Pantothenic Acid (Vitamin B5)


Rat studies suggest that deficiency in pantothenic acid (vitamin B5) can reduce testosterone levels and sperm motility. Its effects may be primarily in the testes. Unfortunately, human studies are lacking.

Animal Studies: Pantothenic Acid deficiency lowers testosterone

Rat study: Pantothenic acid deficiency lowers, testosterone and sperm motility, but leaves LH and FSH unchanged
- The decrease in testosterone occurred without a change in the level of luteinizing hormone (LH), suggesting that pantothenic acid has an effect mainly in the testes.
- However, this cannot be the whole story as, all else being equal, a reduction in testosterone from the testes will lead to increased LH due to reduced negative feedback on the pituitary.
- The researchers speculate this may have something to do with the reduction in corticosterone that was also noted.
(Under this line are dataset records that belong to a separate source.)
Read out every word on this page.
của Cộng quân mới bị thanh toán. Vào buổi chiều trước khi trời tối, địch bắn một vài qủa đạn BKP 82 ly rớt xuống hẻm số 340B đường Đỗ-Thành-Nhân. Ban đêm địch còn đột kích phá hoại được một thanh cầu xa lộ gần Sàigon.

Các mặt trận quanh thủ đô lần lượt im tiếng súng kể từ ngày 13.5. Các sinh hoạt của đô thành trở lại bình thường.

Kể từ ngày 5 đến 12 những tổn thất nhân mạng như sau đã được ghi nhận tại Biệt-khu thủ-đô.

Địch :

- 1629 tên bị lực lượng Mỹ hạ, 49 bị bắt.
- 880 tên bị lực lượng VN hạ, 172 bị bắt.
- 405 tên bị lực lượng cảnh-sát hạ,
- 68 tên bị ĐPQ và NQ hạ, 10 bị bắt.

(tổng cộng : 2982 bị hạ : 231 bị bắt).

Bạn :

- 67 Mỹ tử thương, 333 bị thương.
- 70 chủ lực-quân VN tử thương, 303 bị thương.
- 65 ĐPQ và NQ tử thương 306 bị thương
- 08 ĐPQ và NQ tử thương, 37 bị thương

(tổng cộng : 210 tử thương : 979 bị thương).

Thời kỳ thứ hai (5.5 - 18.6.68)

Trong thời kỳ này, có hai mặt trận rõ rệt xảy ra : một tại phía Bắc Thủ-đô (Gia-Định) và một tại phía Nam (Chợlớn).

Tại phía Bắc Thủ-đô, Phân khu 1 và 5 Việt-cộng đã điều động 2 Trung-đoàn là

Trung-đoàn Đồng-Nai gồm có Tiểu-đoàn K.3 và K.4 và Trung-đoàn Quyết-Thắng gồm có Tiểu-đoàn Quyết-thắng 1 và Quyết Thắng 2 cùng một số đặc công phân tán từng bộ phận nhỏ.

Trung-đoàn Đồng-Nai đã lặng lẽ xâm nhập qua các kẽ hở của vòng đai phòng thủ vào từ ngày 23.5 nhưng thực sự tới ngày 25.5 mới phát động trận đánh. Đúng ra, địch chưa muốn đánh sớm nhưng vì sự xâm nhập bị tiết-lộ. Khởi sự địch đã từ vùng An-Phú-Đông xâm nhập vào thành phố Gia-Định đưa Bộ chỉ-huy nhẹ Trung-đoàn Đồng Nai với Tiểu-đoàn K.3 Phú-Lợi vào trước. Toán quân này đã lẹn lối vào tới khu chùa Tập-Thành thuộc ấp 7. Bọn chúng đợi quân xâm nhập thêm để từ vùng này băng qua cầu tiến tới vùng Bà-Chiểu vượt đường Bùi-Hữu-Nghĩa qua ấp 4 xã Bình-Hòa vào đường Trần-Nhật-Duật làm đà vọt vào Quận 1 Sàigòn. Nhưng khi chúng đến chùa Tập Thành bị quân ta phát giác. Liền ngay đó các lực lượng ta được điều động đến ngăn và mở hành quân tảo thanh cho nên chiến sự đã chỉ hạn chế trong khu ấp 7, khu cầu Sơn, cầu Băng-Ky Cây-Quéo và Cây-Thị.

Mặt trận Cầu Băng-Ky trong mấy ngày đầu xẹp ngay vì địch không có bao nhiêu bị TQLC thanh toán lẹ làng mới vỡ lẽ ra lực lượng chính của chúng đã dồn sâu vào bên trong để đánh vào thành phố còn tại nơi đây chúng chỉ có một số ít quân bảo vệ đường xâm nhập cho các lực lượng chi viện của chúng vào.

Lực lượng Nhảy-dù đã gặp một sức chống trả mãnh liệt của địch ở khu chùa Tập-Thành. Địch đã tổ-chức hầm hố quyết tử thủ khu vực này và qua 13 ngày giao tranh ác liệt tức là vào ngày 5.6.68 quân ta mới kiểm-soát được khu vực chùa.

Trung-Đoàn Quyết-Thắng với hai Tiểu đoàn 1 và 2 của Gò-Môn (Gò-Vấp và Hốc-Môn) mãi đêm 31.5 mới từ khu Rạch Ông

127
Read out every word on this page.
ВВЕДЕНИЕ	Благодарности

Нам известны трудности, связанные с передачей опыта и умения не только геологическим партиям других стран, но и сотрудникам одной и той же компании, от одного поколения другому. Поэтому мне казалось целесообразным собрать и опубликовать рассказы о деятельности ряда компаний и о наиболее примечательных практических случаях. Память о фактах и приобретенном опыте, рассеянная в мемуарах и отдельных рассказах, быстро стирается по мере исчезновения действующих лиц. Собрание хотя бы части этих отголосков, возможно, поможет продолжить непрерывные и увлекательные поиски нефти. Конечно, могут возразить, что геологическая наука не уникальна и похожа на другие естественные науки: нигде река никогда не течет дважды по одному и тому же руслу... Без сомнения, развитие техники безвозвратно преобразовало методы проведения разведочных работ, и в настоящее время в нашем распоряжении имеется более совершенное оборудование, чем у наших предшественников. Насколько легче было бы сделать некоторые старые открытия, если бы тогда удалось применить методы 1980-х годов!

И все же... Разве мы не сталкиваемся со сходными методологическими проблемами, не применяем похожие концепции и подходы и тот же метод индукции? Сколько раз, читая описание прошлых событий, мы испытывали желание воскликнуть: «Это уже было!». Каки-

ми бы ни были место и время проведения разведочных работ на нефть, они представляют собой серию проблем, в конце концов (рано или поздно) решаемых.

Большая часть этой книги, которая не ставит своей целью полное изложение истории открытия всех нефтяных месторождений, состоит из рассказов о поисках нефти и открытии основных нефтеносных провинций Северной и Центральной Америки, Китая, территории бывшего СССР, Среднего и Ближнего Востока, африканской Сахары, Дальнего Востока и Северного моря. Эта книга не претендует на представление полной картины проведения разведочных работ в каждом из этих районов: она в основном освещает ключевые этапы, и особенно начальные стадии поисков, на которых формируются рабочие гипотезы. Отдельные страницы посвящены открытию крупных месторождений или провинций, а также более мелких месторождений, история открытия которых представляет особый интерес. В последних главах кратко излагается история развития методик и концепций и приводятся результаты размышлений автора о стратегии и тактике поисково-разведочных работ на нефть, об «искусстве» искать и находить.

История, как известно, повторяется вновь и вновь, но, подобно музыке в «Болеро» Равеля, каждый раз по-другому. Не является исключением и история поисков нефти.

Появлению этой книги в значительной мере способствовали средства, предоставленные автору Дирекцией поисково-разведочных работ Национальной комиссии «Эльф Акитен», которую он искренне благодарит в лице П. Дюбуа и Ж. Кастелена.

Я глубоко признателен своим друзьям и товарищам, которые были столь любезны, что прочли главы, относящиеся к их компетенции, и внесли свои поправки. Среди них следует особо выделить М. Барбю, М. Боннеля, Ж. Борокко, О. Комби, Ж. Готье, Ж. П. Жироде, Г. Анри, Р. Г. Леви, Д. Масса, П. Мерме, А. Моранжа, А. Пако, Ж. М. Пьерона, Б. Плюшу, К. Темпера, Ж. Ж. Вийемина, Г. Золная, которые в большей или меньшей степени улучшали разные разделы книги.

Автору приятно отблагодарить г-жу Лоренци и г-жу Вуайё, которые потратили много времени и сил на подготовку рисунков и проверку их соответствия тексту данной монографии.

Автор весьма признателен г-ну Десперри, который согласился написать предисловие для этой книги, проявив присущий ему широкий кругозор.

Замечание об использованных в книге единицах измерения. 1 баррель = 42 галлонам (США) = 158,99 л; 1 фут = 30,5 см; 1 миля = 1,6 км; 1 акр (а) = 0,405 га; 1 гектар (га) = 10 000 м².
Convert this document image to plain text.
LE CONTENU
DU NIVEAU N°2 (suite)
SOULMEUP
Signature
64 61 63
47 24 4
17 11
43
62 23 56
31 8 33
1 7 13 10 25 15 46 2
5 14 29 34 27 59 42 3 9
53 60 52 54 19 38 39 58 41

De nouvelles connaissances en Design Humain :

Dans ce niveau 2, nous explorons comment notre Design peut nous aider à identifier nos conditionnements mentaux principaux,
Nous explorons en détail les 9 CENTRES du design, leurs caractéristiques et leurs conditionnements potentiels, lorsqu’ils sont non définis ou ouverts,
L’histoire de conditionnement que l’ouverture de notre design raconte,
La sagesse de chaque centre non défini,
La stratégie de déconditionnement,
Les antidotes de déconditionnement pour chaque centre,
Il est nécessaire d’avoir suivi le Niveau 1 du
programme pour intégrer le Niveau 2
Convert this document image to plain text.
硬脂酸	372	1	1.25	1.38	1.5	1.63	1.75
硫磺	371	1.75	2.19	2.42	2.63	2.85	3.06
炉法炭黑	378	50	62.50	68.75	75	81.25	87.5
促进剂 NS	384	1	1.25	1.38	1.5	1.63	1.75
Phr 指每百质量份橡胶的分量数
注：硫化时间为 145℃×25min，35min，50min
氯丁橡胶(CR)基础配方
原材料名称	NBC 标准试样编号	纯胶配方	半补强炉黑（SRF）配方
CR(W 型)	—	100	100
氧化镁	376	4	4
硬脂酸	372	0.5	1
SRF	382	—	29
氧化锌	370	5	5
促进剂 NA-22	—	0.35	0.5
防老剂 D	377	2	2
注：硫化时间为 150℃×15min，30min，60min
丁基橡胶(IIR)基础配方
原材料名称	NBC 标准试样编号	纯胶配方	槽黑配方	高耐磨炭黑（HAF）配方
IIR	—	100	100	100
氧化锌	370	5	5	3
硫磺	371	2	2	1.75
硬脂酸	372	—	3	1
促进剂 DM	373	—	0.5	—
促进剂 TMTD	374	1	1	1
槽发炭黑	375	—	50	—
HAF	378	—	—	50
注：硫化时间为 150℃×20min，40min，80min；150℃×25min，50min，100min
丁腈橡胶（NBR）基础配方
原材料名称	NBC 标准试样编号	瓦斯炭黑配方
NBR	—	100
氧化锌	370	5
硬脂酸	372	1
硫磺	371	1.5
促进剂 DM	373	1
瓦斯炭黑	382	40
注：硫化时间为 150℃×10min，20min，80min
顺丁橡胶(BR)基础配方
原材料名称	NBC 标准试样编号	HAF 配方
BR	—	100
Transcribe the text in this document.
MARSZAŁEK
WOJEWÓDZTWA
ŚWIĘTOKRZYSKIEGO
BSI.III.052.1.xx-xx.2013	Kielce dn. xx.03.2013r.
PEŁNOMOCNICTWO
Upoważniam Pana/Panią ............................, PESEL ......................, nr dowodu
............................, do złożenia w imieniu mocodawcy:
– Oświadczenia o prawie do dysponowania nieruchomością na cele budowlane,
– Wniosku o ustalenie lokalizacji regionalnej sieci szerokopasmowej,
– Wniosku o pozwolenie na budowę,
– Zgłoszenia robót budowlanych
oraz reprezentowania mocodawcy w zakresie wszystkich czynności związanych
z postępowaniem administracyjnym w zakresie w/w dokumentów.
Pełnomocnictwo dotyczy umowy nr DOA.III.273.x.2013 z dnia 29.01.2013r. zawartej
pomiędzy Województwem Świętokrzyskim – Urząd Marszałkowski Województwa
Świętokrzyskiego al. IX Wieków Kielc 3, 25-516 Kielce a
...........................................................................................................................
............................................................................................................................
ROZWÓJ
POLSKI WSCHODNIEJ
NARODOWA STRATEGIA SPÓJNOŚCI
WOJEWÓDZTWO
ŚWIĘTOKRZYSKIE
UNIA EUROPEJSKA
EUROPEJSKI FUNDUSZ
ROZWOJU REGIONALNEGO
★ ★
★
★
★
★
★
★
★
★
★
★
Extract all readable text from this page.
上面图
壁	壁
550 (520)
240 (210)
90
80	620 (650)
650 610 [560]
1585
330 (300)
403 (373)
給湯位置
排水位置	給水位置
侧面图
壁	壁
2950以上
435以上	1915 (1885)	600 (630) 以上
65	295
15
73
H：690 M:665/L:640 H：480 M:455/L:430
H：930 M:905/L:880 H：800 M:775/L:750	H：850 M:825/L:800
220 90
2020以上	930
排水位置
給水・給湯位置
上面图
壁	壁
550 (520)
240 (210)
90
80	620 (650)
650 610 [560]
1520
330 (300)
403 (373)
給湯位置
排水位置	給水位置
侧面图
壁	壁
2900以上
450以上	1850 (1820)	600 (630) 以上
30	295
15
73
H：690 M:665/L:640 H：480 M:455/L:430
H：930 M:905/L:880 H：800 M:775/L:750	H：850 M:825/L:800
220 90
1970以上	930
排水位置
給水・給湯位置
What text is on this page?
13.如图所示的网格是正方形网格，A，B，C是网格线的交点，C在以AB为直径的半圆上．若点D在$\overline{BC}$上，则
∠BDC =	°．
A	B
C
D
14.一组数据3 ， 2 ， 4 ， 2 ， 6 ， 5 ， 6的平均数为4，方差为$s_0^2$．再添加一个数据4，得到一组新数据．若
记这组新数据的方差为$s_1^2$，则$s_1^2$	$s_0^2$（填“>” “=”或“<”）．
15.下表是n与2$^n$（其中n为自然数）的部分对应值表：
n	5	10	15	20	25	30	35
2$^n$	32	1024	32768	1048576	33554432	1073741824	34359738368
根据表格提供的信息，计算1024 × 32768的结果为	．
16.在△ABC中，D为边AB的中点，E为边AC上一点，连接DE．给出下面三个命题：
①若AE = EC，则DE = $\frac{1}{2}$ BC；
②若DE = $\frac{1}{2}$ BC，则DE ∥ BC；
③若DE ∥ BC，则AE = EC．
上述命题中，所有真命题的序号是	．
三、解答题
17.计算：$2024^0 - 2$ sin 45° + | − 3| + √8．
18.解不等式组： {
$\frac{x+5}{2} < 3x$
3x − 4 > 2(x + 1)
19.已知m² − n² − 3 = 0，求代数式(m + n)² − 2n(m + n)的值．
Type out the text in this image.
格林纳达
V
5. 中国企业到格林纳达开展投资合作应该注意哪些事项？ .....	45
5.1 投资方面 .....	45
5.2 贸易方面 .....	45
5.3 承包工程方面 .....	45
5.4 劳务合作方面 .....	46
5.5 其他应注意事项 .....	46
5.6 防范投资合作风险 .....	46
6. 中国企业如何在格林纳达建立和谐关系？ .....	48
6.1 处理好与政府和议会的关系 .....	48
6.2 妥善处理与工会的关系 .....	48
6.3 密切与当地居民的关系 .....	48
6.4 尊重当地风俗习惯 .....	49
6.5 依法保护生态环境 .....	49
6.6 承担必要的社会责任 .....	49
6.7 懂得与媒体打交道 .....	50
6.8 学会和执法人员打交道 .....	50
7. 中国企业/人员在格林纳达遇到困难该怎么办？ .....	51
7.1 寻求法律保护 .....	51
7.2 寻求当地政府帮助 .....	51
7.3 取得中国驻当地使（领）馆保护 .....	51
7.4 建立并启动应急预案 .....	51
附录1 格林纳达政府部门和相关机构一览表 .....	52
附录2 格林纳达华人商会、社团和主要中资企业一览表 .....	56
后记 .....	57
Corticosterone has an inhibitory effect on corticotrophinreleasing hormone (CRH), and CRH has an inhibitory effect of GnRH release from the hypothalamus. Lowering corticosterone may therefore lead to decreased GnRH release. Reduced GnRH depresses LH production, balancing out the expected increased production from lower testosterone levels.

Rat study: Testicular changes occur in pantothenic acid deprived rats
Given that I'm unable to access the full text, I'm not sure what these changes were, but presumably they were negative.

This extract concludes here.